Joy was the first emotion on hand when Riley was born, but soon more arrived: Sadness (voiced by “The Office’s” Phyllis Smith), Fear (voiced by Bill Hader), Disgust (voiced by Mindy Kaling) and Anger (voiced by comic Lewis Black). The five oversee Riley’s day-to-day life, keeping her safe and helping her form memories — with the most important ones, her core memories, powering the islands of Riley’s personality.
That sounds complicated, but Docter and his collaborators (co-director Ronnie Del Carmen, who shares story credit with Docter, and co-screenwriters Meg LeFauve and Josh Cooley) present these ideas with clever and easy-to-grasp symbolism — and the color-coded emotions make the screen pop with brightness.
Riley (voiced by Kaitlyn Dias) is called “our happy girl” by her parents (voiced by Diane Lane and Kyle MacLachlan), and that’s a testament to Joy’s leading role in Headquarters, the control center of Riley’s mind.
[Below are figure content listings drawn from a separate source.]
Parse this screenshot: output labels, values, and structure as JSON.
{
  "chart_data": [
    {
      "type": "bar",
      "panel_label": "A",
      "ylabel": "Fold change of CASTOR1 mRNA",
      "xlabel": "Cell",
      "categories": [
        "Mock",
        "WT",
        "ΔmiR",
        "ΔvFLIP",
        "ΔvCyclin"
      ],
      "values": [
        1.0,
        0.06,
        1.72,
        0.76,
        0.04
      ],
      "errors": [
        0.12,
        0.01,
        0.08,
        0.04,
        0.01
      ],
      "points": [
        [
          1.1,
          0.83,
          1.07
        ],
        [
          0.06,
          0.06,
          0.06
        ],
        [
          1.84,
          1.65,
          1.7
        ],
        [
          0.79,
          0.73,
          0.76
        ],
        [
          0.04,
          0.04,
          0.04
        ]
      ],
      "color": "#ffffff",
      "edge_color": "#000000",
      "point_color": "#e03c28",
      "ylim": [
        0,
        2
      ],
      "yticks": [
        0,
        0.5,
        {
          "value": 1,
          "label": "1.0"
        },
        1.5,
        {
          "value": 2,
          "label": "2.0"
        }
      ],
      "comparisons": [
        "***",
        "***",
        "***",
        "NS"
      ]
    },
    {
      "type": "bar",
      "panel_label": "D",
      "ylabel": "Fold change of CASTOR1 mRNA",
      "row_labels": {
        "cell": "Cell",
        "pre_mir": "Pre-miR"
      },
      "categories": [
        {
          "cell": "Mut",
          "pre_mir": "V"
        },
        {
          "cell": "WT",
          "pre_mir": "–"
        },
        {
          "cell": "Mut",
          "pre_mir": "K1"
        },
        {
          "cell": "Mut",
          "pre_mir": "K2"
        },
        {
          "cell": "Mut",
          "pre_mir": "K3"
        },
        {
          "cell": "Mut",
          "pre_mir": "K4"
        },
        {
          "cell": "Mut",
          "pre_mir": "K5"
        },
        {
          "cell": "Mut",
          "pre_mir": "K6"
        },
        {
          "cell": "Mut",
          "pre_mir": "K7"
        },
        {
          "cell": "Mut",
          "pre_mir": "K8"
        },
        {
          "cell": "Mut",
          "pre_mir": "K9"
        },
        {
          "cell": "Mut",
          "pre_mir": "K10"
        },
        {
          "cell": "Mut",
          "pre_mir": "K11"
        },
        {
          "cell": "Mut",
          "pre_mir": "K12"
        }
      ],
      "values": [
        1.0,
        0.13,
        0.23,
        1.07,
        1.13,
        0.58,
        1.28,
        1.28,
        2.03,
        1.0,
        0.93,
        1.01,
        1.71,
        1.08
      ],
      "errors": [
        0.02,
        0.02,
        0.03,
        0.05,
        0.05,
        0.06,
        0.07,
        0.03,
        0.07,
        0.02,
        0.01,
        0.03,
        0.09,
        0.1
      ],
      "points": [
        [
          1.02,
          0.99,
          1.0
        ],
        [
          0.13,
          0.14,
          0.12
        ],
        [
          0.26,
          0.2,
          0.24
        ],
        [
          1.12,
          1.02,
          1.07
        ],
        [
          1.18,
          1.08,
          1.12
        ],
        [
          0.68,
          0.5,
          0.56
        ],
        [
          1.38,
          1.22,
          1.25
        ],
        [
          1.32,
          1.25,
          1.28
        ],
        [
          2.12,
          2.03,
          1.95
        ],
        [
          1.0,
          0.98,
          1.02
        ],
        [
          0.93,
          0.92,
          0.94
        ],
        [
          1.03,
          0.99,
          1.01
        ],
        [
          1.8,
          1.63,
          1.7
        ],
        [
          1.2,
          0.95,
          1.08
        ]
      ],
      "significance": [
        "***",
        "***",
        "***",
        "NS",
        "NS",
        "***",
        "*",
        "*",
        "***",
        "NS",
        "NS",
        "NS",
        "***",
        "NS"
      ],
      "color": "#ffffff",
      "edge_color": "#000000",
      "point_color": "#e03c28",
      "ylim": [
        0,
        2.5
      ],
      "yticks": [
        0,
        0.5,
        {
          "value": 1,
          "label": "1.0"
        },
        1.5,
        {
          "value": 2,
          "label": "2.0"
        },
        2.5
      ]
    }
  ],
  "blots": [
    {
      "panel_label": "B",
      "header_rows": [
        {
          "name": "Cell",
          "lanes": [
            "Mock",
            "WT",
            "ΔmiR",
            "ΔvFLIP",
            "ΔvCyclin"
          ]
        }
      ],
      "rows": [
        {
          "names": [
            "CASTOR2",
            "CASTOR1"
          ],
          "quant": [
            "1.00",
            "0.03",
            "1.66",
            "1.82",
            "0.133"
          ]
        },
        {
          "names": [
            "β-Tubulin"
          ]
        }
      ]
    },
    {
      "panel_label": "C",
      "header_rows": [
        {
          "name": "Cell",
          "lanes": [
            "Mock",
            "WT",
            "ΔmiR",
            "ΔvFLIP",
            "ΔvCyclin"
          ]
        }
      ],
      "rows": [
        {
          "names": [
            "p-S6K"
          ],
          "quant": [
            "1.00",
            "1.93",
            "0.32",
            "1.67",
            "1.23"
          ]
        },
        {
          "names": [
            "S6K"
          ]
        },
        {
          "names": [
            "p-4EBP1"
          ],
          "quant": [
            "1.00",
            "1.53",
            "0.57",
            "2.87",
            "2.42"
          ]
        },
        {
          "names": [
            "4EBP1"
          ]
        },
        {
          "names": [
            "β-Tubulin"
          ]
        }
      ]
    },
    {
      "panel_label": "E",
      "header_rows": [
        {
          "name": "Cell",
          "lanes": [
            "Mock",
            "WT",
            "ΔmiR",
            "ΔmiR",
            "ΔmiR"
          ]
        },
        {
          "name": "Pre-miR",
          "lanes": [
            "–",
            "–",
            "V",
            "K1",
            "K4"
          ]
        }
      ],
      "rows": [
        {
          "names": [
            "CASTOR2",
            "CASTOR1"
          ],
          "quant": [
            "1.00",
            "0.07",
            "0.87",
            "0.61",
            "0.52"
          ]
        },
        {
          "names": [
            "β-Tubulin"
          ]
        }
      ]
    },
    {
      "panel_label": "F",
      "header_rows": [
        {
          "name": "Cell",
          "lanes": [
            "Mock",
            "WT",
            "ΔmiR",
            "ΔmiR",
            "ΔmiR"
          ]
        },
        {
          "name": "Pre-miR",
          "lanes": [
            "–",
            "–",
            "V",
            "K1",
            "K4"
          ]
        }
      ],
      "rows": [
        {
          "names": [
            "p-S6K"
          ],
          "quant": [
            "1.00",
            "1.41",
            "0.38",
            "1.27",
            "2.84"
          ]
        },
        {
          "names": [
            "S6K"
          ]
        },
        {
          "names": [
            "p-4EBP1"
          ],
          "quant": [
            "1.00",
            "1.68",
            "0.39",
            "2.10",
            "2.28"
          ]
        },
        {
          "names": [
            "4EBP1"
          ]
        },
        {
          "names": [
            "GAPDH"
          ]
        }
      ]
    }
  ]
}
When the family moves from Minnesota to San Francisco, Riley finds the adjustment difficult, and her emotions are struggling to keep pace. Joy works frantically to keep Riley happy and keep Sadness from touching the girl’s core memories.
Then Joy and Sadness, the emotional odd couple, accidentally get thrown out of Headquarters — and with Fear, Disgust and Anger left to run the board, Riley transforms into an eye-rolling, back-talking ball of anxiety. Joy and Sadness’ journey back is an adventure that goes through Riley’s imagination, dreams and subconscious. They also befriend her long-forgotten imaginary friend, Bing Bong (voiced by Richard Kind), a singularly ingenious creation in a movie that’s brimming with inventive elements.
The voice casting is perfect, especially with the quintet of actors portraying Riley’s emotions. Poehler channels sly wit and boundless enthusiasm into Joy, and her pairing with Smith’s Eeyore-like Sadness is a fountain of humor. Hader is properly manic as Fear, Kaling gives the right amount of sass as Disgust, and Black turns typecasting into a positive as the fulminating Anger.
It’s old hat to call a movie an “emotional thrill ride,” but in “Inside Out,” it’s literally true. As Riley’s emotions experience their share of thrills and spills, the audience is given space to feel her conflicted emotions. Even Joy learns that it’s all right, and healthy, to feel sad sometimes — and if it’s OK for her, then we who are sniffling in the audience don’t need to feel embarrassed when the house lights come up."